On February 27, 2015, Hill signed a minor league deal with the Washington Nationals that included an invitation to spring training.[78] Even though he was signed late after camp had started, manager Matt Williams said they intended to have him compete for a bullpen spot on the team.[79] Despite pitching well in exhibition games, Hill did not make the opening day roster and was reassigned to the Triple-A Syracuse Chiefs on April 4. He expressed his disappointment with the decision.[80] He appeared in 25 games for the Chiefs, working 21 23 innings for a 2–2 record and 2.91 ERA.[9] He was released by the Nationals on June 24 after exercising the opt out clause in his contract.[12]

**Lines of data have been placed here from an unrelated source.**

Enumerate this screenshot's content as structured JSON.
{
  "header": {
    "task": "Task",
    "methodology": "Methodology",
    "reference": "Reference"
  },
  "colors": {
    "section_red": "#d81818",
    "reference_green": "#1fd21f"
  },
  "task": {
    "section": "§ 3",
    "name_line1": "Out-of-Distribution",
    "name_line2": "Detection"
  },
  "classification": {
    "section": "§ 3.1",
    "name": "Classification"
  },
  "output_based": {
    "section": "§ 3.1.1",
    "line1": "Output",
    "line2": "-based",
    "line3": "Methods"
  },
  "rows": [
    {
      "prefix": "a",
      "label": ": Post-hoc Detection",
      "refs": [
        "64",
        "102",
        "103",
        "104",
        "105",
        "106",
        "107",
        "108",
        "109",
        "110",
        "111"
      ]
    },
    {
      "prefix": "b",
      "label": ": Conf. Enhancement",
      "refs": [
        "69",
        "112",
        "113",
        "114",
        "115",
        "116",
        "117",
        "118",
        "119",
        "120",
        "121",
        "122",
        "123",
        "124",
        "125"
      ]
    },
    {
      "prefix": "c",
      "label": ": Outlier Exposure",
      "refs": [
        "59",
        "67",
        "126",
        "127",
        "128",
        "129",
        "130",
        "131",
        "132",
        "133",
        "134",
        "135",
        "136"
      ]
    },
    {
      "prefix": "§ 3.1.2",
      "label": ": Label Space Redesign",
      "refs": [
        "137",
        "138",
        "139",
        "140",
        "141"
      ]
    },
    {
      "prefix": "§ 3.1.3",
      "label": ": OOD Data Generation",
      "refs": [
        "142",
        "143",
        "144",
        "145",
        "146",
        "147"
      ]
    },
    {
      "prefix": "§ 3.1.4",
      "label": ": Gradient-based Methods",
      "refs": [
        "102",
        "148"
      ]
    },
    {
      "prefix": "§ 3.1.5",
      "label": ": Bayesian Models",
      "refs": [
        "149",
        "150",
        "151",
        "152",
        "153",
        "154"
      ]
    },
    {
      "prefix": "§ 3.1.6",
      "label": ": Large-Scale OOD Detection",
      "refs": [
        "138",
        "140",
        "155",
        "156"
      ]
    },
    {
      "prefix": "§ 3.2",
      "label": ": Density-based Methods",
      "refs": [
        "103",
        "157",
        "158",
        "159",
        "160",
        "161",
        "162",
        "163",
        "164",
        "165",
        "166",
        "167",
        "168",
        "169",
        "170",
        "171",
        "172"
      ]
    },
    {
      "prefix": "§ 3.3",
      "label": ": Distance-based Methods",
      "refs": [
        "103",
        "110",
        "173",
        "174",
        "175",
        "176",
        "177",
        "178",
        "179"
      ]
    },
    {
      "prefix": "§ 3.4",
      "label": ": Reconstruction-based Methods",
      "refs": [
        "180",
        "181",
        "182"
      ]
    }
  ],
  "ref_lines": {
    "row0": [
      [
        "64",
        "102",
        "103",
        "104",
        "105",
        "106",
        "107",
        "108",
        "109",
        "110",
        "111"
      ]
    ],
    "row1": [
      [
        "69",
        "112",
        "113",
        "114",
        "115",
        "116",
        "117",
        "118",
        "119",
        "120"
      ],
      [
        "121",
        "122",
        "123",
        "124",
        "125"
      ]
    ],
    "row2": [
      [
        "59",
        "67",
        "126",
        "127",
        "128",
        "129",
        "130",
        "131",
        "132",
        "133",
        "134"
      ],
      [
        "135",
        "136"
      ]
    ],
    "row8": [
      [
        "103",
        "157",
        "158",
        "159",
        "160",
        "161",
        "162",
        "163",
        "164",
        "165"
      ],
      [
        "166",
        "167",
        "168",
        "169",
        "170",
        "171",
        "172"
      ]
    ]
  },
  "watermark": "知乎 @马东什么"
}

On July 28, 2015, after not receiving any other offers, Hill signed with the Long Island Ducks of the Atlantic League of Professional Baseball.[81] He made two starts with the Ducks. On August 9, he struck out 14 batters in six innings against the Camden Riversharks, tying the franchise record.[82] He pitched 11 innings for the Ducks over those two starts, with 21 strikeouts, only three walks and two hits and no runs allowed.[9]

Return to Boston

Hill signed a minor league deal with the Red Sox on August 14, 2015. He was brought up from Pawtucket on September 8. On September 13, Hill started his first Major League game in six years, giving up one hit over seven innings, while striking out 10 batters and walking one. On September 25, Hill pitched a complete game two-hitter while striking out 10 batters for the third consecutive start.

Rich Hill on May 21, 2012

Oakland Athletics

On November 17, 2015, Hill agreed to a one-year deal with the Oakland Athletics for $6 million. After spring training, Hill was named the fifth starter,[83] but ended up starting on Opening Day after planned starter Sonny Gray was hospitalized with a case of food poisoning.[84] Hill found a great deal of success with Oakland with a 2.25 ERA and a record of 9-3 in his 14 starts with the Athletics.

Los Angeles Dodgers

On August 1, 2016, the Athletics traded Hill and Josh Reddick to the Los Angeles Dodgers for Grant Holmes, Jharel Cotton, and Frankie Montas.[85] He made his debut as a Dodger on August 24, pitching six scoreless innings and earning the win in a 1-0 game against the San Francisco Giants.[86] On September 10 against the Miami Marlins, Hill pitched seven perfect innings before he was replaced by a relief pitcher. It was the first time in major league history that a manager had pulled a pitcher that late in the game with a perfect game in reach.[87][88]

Personal life

Hill is the only member of the South Shore Baseball Club of Hingham, Massachusetts, to play for a major league team.[89]

Hill married Caitlin McClellan, a nurse, on November 11, 2007. On October 7, 2011, Caitlin and Rich welcomed their first child, a son, Brice. Caitlin and Rich welcomed a second son, named Brooks Stephen Hill, on December 26, 2013. On February 24, 2014, Brooks died of what was described as "multiple health issues".[90]